I trust you will be able to understand what I am trying to convey perhaps as we move on to the next part of this text “And whoever does not carry their cross and follow me cannot be my disciple.” I have always struggled with understanding what it means to carry their cross. I now have the opportunity to look at this subject in some detail. I am sure that I will not be able to fully explain it but it will be sufficient for my understanding.
When we look at the cross we see that when Jesus was nailed to the cross, He sacrificed many things. All his possessions even His clothes, they cast lots for his garment. He sacrificed His dignity, He was ridiculed, He wore a crown of thorns because they wanted to make fun of Him. He lost his family, He gave his mother to another and even His brothers were confused by His death. He suffered the pain of torture and the agony of the nails in His hands and the hanging on a cross. He even faced the pain of His father forsaking Him when in Matthew 27 we read these words “And about the ninth hour Jesus cried out with a loud voice, saying, “Eli, Eli, lama sabachthani?” that is, “My God, My God, why have You forsaken Me?” .
The sin that he bore separated Him from the Father. Such was His love for you and for me that He endured all that the cross entailed. I suppose that is what the cross means to me is because it speaks mainly of sacrifice. Jesus was prepared to sacrifice all these things so that I could live a life of freedom from sin and the blessing of all that salvation gives me. I trust you have better understanding of these verses and seek to take up your cross and be a disciple and follower of Jesus.

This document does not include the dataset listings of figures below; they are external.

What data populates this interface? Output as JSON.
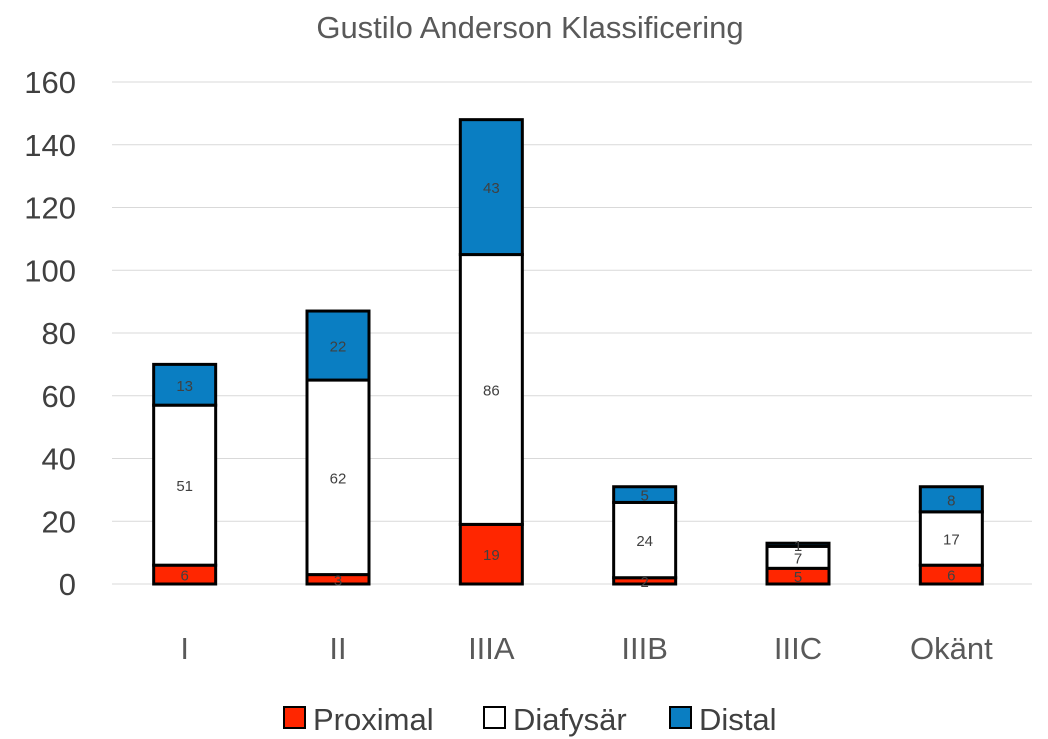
{
  "chart_data": {
    "type": "bar",
    "stacked": true,
    "title": "Gustilo Anderson Klassificering",
    "categories": [
      "I",
      "II",
      "IIIA",
      "IIIB",
      "IIIC",
      "Okänt"
    ],
    "series": [
      {
        "name": "Proximal",
        "color": "#ff2600",
        "values": [
          6,
          3,
          19,
          2,
          5,
          6
        ]
      },
      {
        "name": "Diafysär",
        "color": "#ffffff",
        "values": [
          51,
          62,
          86,
          24,
          7,
          17
        ]
      },
      {
        "name": "Distal",
        "color": "#0a7ec2",
        "values": [
          13,
          22,
          43,
          5,
          1,
          8
        ]
      }
    ],
    "ylim": [
      0,
      160
    ],
    "yticks": [
      0,
      20,
      40,
      60,
      80,
      100,
      120,
      140,
      160
    ],
    "grid": true,
    "legend": "bottom",
    "xlabel": "",
    "ylabel": ""
  }
}
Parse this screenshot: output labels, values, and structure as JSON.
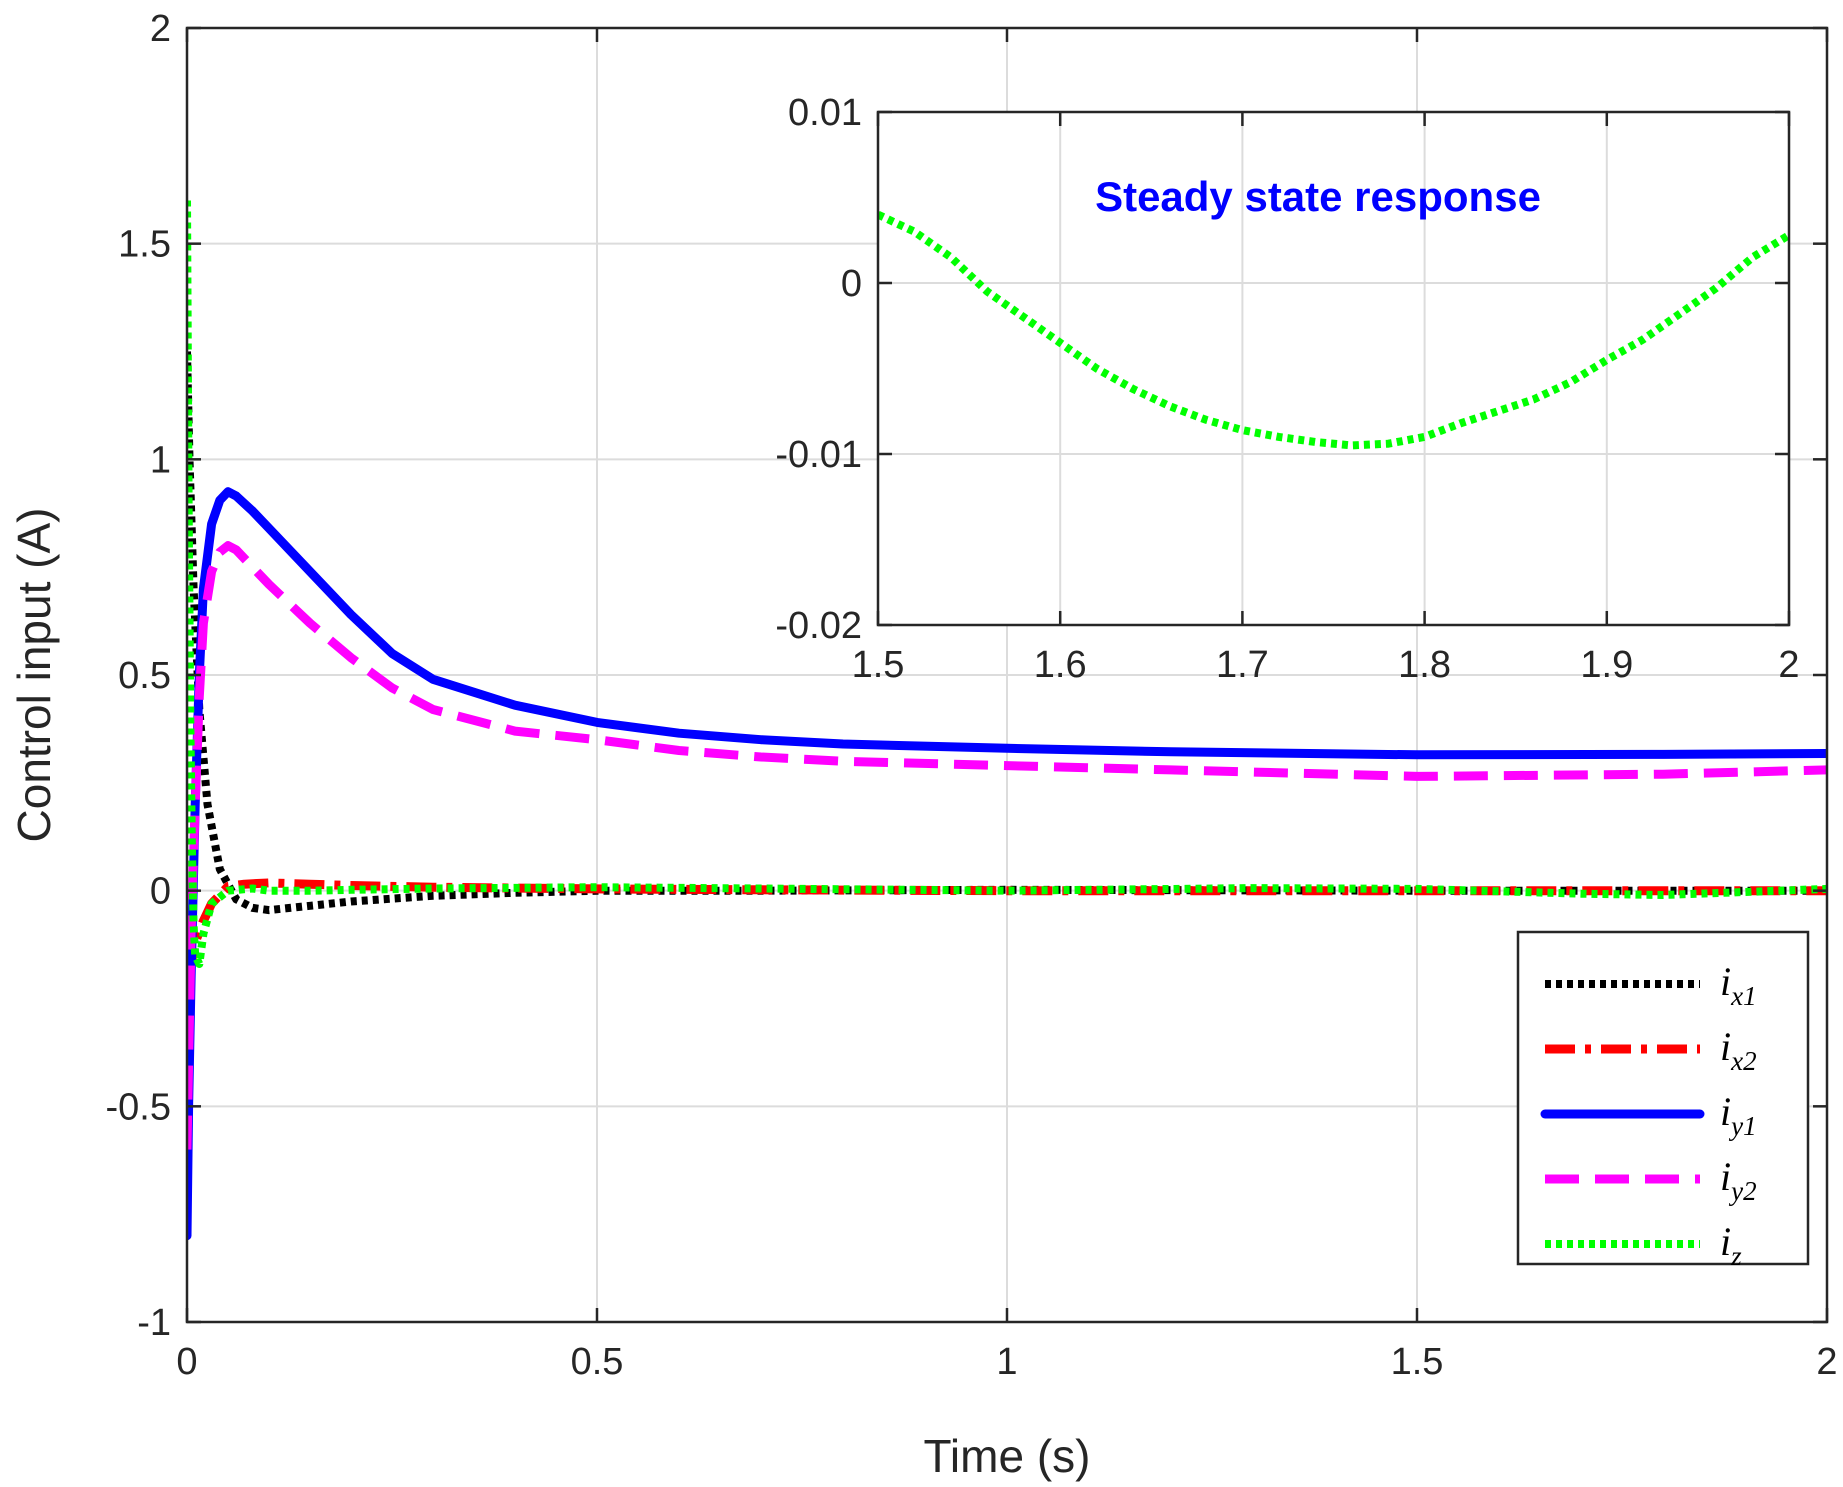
{
  "chart_data": [
    {
      "type": "line",
      "xlabel": "Time (s)",
      "ylabel": "Control input (A)",
      "xlim": [
        0,
        2
      ],
      "ylim": [
        -1,
        2
      ],
      "x_ticks": [
        "0",
        "0.5",
        "1",
        "1.5",
        "2"
      ],
      "y_ticks": [
        "-1",
        "-0.5",
        "0",
        "0.5",
        "1",
        "1.5",
        "2"
      ],
      "grid": true,
      "legend_position": "bottom-right",
      "series": [
        {
          "name": "ix1",
          "label_main": "i",
          "label_sub": "x1",
          "color": "#000000",
          "style": "dotted",
          "x": [
            0,
            0.003,
            0.008,
            0.015,
            0.025,
            0.04,
            0.06,
            0.08,
            0.1,
            0.15,
            0.2,
            0.3,
            0.4,
            0.5,
            0.7,
            1.0,
            1.5,
            2.0
          ],
          "y": [
            1.25,
            1.0,
            0.7,
            0.42,
            0.2,
            0.05,
            -0.02,
            -0.04,
            -0.045,
            -0.035,
            -0.025,
            -0.012,
            -0.005,
            0.0,
            0.0,
            0.002,
            0.0,
            0.0
          ]
        },
        {
          "name": "ix2",
          "label_main": "i",
          "label_sub": "x2",
          "color": "#ff0000",
          "style": "dashdot",
          "x": [
            0,
            0.005,
            0.01,
            0.02,
            0.03,
            0.05,
            0.07,
            0.1,
            0.15,
            0.2,
            0.3,
            0.5,
            0.7,
            1.0,
            1.5,
            2.0
          ],
          "y": [
            -0.2,
            -0.17,
            -0.12,
            -0.07,
            -0.03,
            0.01,
            0.015,
            0.018,
            0.015,
            0.012,
            0.008,
            0.004,
            0.002,
            0.0,
            0.0,
            0.0
          ]
        },
        {
          "name": "iy1",
          "label_main": "i",
          "label_sub": "y1",
          "color": "#0000ff",
          "style": "solid",
          "x": [
            0,
            0.002,
            0.005,
            0.01,
            0.015,
            0.02,
            0.03,
            0.04,
            0.05,
            0.06,
            0.08,
            0.1,
            0.15,
            0.2,
            0.25,
            0.3,
            0.4,
            0.5,
            0.6,
            0.7,
            0.8,
            1.0,
            1.2,
            1.5,
            1.8,
            2.0
          ],
          "y": [
            -0.8,
            -0.5,
            -0.2,
            0.2,
            0.5,
            0.7,
            0.85,
            0.905,
            0.925,
            0.915,
            0.88,
            0.84,
            0.74,
            0.64,
            0.55,
            0.49,
            0.43,
            0.39,
            0.365,
            0.35,
            0.34,
            0.33,
            0.322,
            0.315,
            0.316,
            0.318
          ]
        },
        {
          "name": "iy2",
          "label_main": "i",
          "label_sub": "y2",
          "color": "#ff00ff",
          "style": "dashed",
          "x": [
            0,
            0.002,
            0.005,
            0.01,
            0.015,
            0.02,
            0.03,
            0.04,
            0.05,
            0.06,
            0.08,
            0.1,
            0.15,
            0.2,
            0.25,
            0.3,
            0.4,
            0.5,
            0.6,
            0.7,
            0.8,
            1.0,
            1.2,
            1.5,
            1.8,
            2.0
          ],
          "y": [
            -0.6,
            -0.4,
            -0.1,
            0.2,
            0.45,
            0.62,
            0.74,
            0.785,
            0.8,
            0.79,
            0.75,
            0.71,
            0.62,
            0.54,
            0.47,
            0.42,
            0.37,
            0.35,
            0.325,
            0.31,
            0.3,
            0.29,
            0.28,
            0.265,
            0.27,
            0.28
          ]
        },
        {
          "name": "iz",
          "label_main": "i",
          "label_sub": "z",
          "color": "#00ff00",
          "style": "dotted",
          "x": [
            0,
            0.002,
            0.004,
            0.006,
            0.008,
            0.01,
            0.015,
            0.02,
            0.03,
            0.05,
            0.08,
            0.1,
            0.15,
            0.2,
            0.3,
            0.5,
            0.7,
            1.0,
            1.3,
            1.5,
            1.7,
            1.8,
            1.9,
            2.0
          ],
          "y": [
            1.6,
            0.9,
            0.4,
            0.1,
            -0.08,
            -0.15,
            -0.17,
            -0.1,
            -0.03,
            0.0,
            0.005,
            0.0,
            0.0,
            0.002,
            0.005,
            0.008,
            0.005,
            0.0,
            0.006,
            0.004,
            -0.007,
            -0.01,
            -0.003,
            0.004
          ]
        }
      ]
    },
    {
      "type": "line",
      "title": "Steady state response",
      "title_color": "#0000ff",
      "xlim": [
        1.5,
        2
      ],
      "ylim": [
        -0.02,
        0.01
      ],
      "x_ticks": [
        "1.5",
        "1.6",
        "1.7",
        "1.8",
        "1.9",
        "2"
      ],
      "y_ticks": [
        "-0.02",
        "-0.01",
        "0",
        "0.01"
      ],
      "grid": true,
      "series": [
        {
          "name": "iz",
          "color": "#00ff00",
          "style": "dotted",
          "x": [
            1.5,
            1.52,
            1.54,
            1.56,
            1.58,
            1.6,
            1.62,
            1.64,
            1.66,
            1.68,
            1.7,
            1.72,
            1.74,
            1.76,
            1.78,
            1.8,
            1.82,
            1.84,
            1.86,
            1.88,
            1.9,
            1.92,
            1.94,
            1.96,
            1.98,
            2.0
          ],
          "y": [
            0.004,
            0.003,
            0.0015,
            -0.0005,
            -0.002,
            -0.0035,
            -0.005,
            -0.0062,
            -0.0072,
            -0.008,
            -0.0086,
            -0.009,
            -0.0093,
            -0.0095,
            -0.0094,
            -0.009,
            -0.0082,
            -0.0075,
            -0.0068,
            -0.0058,
            -0.0045,
            -0.0033,
            -0.0018,
            -0.0003,
            0.0015,
            0.0028
          ]
        }
      ]
    }
  ]
}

I will close with a story I read recently. A little frail old man entered the Red Cross Blood Donor Centre. He stood patiently in line waiting his turn at the reception desk. He was immaculately dressed, hands clean and freshly manicured, hair carefully combed, and his necktie bright and new. And he was smiling. As he told the receptionist he was eighty years old, she smiled, too. “I’m sorry,” she said, “but you are too old to give a pint of blood.” The man’s face fell, and when he turned away, convinced at last they could not accept what he came there to give, he said quietly: “I was not going to tell you this if you had accepted me. I knew I would not survive a blood donation. I dressed for my funeral. I should have died happy, knowing my death might mean life for some boy somewhere far from home.